Conclusion : Solution indiquée : Rejet.

Texte de la décision

LA COUR DE CASSATION, CHAMBRE SOCIALE, a rendu l'arrêt suivant : Sur le pourvoi formé par Mme Patricia Y..., demeurant ..., en cassation d'un arrêt rendu le 17 novembre 1999 par la cour d'appel de Paris (22e chambre sociale, section A), au profit de l'association Paysaje, dont le siège est ..., défenderesse à la cassation ; LA COUR, en l'audience publique du 5 décembre 2001, où étaient présents : M.

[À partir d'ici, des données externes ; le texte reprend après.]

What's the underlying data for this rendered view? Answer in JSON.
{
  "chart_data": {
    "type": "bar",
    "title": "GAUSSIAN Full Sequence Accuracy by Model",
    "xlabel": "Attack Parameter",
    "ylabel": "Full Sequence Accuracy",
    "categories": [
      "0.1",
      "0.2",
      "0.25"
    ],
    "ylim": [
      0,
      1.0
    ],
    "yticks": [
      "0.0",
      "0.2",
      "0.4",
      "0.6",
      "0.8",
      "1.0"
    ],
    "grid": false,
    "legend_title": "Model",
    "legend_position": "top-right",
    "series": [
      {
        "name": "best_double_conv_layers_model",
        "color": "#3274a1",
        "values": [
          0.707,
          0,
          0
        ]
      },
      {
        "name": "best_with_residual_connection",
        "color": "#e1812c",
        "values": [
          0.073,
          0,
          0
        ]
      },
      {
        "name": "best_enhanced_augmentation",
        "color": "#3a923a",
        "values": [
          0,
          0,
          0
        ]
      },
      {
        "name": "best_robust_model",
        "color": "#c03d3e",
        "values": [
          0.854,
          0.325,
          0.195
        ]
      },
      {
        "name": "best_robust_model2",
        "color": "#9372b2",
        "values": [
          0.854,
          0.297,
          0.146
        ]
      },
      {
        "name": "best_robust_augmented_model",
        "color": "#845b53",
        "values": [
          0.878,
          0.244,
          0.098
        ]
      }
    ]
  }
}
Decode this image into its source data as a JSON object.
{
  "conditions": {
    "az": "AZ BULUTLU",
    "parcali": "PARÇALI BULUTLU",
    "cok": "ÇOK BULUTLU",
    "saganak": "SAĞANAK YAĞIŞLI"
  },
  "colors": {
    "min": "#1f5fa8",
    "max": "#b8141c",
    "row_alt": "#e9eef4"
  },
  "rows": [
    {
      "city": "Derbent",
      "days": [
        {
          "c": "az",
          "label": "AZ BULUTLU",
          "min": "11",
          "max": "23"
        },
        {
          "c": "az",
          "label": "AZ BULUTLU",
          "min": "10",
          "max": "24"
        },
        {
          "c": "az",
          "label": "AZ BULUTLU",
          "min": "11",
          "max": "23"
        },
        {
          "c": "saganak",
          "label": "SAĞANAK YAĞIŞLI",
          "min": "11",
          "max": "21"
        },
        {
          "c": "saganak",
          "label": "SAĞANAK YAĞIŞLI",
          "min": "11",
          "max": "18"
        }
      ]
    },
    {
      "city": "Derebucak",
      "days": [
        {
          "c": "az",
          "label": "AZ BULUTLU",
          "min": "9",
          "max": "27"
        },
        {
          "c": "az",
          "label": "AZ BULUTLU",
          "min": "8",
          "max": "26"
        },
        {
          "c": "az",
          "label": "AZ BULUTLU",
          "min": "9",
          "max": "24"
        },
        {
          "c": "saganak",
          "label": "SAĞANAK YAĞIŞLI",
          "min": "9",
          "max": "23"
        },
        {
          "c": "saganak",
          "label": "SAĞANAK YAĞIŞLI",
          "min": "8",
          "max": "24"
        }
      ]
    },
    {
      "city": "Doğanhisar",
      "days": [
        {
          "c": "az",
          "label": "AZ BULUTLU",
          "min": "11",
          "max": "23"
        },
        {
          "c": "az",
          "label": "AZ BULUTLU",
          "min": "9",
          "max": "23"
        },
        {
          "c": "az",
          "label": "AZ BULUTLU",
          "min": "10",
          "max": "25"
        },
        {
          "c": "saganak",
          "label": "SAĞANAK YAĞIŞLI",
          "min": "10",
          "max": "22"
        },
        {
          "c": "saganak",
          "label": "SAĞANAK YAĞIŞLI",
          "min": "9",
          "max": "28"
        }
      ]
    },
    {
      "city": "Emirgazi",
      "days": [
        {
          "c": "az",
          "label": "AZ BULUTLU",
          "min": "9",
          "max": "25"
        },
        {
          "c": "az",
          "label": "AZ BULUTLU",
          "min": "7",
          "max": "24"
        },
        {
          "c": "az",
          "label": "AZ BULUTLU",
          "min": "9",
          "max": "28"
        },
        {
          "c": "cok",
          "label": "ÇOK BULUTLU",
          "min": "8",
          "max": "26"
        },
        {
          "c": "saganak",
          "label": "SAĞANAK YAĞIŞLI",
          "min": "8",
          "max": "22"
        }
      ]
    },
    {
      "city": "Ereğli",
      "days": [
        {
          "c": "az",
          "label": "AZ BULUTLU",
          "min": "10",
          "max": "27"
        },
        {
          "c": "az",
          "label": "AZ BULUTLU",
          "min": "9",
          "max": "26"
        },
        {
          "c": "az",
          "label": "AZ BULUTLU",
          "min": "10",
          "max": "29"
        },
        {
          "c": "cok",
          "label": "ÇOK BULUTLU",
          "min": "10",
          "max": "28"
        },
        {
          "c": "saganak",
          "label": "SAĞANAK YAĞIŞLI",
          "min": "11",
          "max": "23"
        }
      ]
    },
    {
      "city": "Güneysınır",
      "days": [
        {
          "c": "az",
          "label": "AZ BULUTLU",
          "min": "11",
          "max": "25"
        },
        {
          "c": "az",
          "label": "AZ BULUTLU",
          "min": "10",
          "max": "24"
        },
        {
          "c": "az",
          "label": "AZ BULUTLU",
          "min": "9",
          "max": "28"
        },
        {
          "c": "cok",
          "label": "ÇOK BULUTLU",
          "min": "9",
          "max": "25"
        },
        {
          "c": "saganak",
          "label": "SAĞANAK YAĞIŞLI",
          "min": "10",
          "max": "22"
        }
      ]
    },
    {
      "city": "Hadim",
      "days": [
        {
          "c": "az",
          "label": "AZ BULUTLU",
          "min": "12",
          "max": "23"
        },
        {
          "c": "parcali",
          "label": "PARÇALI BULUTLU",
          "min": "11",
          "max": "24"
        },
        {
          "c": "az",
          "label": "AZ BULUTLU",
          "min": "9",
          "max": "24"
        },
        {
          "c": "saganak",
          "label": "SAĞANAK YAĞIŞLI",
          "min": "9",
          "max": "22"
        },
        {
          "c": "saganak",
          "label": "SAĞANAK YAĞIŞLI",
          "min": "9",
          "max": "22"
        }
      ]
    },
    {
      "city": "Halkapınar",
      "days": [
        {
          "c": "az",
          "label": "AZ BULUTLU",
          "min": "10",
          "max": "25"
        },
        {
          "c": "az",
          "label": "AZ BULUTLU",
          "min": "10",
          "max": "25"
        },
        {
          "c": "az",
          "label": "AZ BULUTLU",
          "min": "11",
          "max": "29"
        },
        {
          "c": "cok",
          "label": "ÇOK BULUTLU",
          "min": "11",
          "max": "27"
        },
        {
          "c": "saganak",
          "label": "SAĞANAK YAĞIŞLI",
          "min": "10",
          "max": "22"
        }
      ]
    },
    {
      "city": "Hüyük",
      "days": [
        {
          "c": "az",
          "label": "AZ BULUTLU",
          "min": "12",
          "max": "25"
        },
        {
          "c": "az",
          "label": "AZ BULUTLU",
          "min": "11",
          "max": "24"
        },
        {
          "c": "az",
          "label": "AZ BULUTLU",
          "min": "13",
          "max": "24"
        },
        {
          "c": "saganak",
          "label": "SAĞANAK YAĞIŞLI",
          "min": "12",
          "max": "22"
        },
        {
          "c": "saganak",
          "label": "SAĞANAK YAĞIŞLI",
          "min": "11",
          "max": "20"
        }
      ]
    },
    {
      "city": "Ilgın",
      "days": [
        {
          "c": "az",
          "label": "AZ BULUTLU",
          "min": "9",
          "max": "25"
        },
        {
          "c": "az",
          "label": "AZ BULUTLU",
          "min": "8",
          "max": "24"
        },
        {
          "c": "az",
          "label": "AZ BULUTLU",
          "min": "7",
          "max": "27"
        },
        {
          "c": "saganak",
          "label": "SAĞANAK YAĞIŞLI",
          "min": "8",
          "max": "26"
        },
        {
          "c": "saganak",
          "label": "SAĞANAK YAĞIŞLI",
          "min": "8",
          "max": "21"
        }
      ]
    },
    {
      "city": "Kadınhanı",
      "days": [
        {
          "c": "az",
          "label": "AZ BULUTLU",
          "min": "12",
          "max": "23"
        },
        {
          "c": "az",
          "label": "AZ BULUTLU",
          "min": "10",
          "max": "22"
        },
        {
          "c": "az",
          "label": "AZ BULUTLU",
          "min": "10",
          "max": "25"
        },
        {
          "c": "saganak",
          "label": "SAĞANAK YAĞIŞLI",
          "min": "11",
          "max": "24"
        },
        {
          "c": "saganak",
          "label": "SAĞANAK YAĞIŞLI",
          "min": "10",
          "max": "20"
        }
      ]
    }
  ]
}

Merlin, conseiller le plus ancien faisant fonctions de président, M.

Soury, conseiller référendaire rapporteur, M.

Finance, Mme Quenson, conseillers, M.

Poisot, conseiller référendaire, M.

Lyon-Caen, avocat général, Mme Molle-de Hédouville, greffier de chambre ; Sur le rapport de M.

Soury, conseiller référendaire, les conclusions de M.

Lyon-Caen, avocat général, et après en avoir délibéré conformément à la loi ; Sur les deux moyens, réunis ; Attendu que Mme Y... a été engagée le 15 octobre 1997 par l'association Paysaje en qualité d'animatrice du relais parents-assistantes maternelles, en vertu d'un contrat à durée indéterminée prévoyant une période d'essai de 3 mois ; que l'employeur a rompu ce contrat le 19 décembre 1997 en se prévalant d'une rupture en cours de période d'essai ; que la salariée a saisi la juridiction prud'homale pour obtenir paiement de dommages et intérêts pour licenciement sans cause réelle et sérieuse ; Attendu que la salariée fait grief à l'arrêt attaqué (Paris, 17 novembre 1999) de l'avoir déboutée de sa demande alors, selon les moyens ; 1 / que le conseil de prud'hommes avait fait une juste appréciation des faits de la cause en se référant à la convention collective nationale des centres sociaux et socio-culturels puisque les feuilles de paie font état du code APE 913 EO et que les usages fixent à un mois la durée de la période d'essai pour la catégorie des salariés employés ; 2 / que suite à la réunion du 18 décembre 1997, l'employeur a mis fin à la période d'essai par lettre du 19 décembre 1997 à compter du mardi 23 décembre au soir, soit plus de 2 mois après la prise de fonction, suite au refus de la salariée de travailler bénévolement mais sans mise en cause de la qualité de son travail ; que cette rupture est donc abusive ; Mais attendu que l'application d'une convention collective ne peut être déduite du seul indice tiré du X...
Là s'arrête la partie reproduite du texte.